Is ‘finger-pointing’ getting excessive?
Not long after he finished reading out a litany of corruption complaints against BJP president Nitin Gadkari, India Against Corruption leader Arvind Kejriwal — responding to a purported threat from Union law minister Salman Khurshid — announced that he had been sent into the world to accomplish a “mission”.
Done with going after Robert Vadra and Salman Khurshid, the man who has seen the light trained his guns on Mr Gadkari on Wednesday, but there was a difference. He demanded no probe, “independent” or otherwise, as he had in the case of Mr Vadra and Mr Khurshid. The BJP top brass were relieved as they felt there was not much to answer in the allegations against their chief.
Proving the allegations Mr Kejriwal makes is for others to do, he himself has said since he mounted the moral high horse. He has no plans to go to court with any of the allegations he has made against anyone. Those he seeks to accuse will be quite right to ask if, under the law, it is not for the accuser to provide the evidence to make his case convincing. Although nothing has been shown to be illegal in the Vadra case, and the presumed illegality in the Gadkari case (where the charge is of sitting on government lands) is sought not to be pursued, what is it all about in the end?
It has been noted that everything Mr Kejriwal said about Mr Gadkari has already been said in Maharashtra, in the media and outside it. This raises the suspicion that the IAC supremo wished no more than to seek to tarnish Mr Gadkari from his “pulpit”, which has been made high-profile by obliging television stations; that Mr Kejriwal has insinuated himself into inner-BJP squabbles; that he has obliged anti-Gadkari factions in the BJP leadership which aim to knock their chief out before the race for Prime Minister is joined as they reckon it would be otherwise hard to dislodge him from the competition since he has been handpicked by the RSS.

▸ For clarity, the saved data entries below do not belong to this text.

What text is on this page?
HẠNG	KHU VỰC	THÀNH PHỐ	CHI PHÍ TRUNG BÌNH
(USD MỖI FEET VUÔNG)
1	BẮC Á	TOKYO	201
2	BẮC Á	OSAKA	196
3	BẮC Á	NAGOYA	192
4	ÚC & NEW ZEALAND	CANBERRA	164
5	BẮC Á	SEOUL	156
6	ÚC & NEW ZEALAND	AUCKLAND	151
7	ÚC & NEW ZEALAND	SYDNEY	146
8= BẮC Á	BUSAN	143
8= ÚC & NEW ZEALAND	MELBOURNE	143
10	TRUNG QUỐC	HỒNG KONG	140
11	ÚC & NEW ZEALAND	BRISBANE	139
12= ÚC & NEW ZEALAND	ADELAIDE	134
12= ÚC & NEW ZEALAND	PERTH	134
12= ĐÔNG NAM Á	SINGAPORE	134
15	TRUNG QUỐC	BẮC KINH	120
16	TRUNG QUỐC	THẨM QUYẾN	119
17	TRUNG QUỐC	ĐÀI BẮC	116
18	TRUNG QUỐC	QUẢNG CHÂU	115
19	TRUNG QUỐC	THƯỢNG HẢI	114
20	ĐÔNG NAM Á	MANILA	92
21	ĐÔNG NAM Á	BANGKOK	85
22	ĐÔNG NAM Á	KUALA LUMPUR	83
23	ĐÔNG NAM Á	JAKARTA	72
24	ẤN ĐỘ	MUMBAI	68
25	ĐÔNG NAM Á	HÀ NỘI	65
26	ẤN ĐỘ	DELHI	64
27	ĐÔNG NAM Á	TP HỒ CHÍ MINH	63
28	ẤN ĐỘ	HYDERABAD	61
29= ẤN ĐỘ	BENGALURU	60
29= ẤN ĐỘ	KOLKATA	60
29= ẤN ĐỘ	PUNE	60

Another aspect of the same narrative is that Mr Gadkari is a beneficiary of the largesse of the Maharashtra government and is thus compromised as president of the largest Opposition party. But Mr Kejriwal himself came under blistering attack on Thursday from a retired senior Mumbai police officer who has accused the IAC boss of being mixed up with the “irregular” actions of NCP founder chief Sharad Pawar. Overall, all the finger-pointing can mean anything if accusers approach the courts.
Everything has become so confusing that the “war of perceptions”, which some say Mr Kejriwal is winning, is becoming too muddied to do our polity any good.